Se adultos com gagueira apresentam maiores quantidades de testosterona circulante, então deve haver melhora da fluência em mulheres que fazem uso de pílula anticoncepcional, tendo em vista que, nesta circunstância, os hormônios masculinos permanecem em níveis pré-púberes.
Para finalizar, o efeito ansiolítico da testosterona sugere que a ansiedade não seja um fator causal da gagueira, tendo em vista o maior número de sujeitos do sexo masculino que gaguejam.
Referências
[1] Montag, C.; Bleek, B.; Breuer, S.; Prüss, H.; Richardt, K.; Cook, S.; Yaruss, J. S. & Reuter, M. (2015). Prenatal testosterone and stuttering. Early Human Development, 91: 43-46.

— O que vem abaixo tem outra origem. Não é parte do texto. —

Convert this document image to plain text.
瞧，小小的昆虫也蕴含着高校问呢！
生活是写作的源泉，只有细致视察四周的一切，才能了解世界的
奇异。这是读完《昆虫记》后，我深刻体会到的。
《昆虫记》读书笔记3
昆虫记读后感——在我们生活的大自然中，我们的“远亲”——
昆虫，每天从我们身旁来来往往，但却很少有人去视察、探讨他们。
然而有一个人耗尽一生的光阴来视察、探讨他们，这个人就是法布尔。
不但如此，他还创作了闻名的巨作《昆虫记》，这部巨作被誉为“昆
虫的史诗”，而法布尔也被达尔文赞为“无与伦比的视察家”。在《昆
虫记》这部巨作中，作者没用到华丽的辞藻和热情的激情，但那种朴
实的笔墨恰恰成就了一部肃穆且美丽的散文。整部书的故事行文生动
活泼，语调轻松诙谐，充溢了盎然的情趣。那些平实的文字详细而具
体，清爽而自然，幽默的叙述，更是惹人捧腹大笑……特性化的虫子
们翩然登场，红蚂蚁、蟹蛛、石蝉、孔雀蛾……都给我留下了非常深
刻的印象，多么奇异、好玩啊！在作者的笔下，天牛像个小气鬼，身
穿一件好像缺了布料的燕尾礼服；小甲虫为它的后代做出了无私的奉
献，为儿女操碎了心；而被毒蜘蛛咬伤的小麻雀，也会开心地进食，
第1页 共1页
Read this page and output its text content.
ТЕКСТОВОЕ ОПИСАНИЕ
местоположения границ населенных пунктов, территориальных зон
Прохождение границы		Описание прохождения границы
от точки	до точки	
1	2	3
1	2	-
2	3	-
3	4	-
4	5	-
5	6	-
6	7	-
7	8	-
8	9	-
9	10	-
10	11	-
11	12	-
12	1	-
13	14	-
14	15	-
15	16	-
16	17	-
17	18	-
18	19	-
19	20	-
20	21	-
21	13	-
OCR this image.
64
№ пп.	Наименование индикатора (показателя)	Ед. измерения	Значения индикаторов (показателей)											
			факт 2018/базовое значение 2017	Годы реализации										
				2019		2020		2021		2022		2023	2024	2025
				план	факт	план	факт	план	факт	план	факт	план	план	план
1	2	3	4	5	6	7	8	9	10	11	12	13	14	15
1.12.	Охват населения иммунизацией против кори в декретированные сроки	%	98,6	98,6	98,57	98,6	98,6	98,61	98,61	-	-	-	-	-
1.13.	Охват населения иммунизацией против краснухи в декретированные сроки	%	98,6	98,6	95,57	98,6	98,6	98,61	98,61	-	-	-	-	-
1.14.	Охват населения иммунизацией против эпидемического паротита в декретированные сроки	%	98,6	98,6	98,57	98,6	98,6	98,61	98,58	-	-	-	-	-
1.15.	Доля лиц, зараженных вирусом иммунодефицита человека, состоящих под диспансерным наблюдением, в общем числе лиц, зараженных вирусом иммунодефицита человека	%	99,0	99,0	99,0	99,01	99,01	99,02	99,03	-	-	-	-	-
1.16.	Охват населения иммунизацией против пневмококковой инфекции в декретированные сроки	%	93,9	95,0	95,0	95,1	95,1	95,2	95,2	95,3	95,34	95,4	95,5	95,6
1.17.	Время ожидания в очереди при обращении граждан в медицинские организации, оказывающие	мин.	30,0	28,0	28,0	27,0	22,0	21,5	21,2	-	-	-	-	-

[2] Selçuk, E. B.; Erbay, L. G.; Özcan, Ö. Ö.; Kartalci, Ş. & Batcioğlu, K. (2015). Testosterone levels of children with a diagnosis of developmental stuttering. Therapeutics and Clinical Risk Management, 11: 793-798. Texto na íntegra aqui.
[3] McHenry, J.; Carrier, N.; Hull, E. & Kabbaj, M. (2014). Sex differences in anxiety and depression: role of testosterone. Frontiers in Neuroendocrinology, 35: 42-57. Texto na íntegra aqui.
[4] Curlee, R. F. (2004). Stuttering. In: Kent, R. D. (Ed). The MIT encyclopedia of communication disorders (pp. 220-223). Cambridge (MA) e Londres: A Bradford Book e The MIT Press.
[5] Andrade, L. H. S. G. & Wang, Y.-P. (2008). Epidemiologia dos transtornos psiquiátricos. In: Alvarenga, P. G. & Andrade, A. G. Fundamentos em psiquiatria (pp.65-88). Barueri (SP): Manole.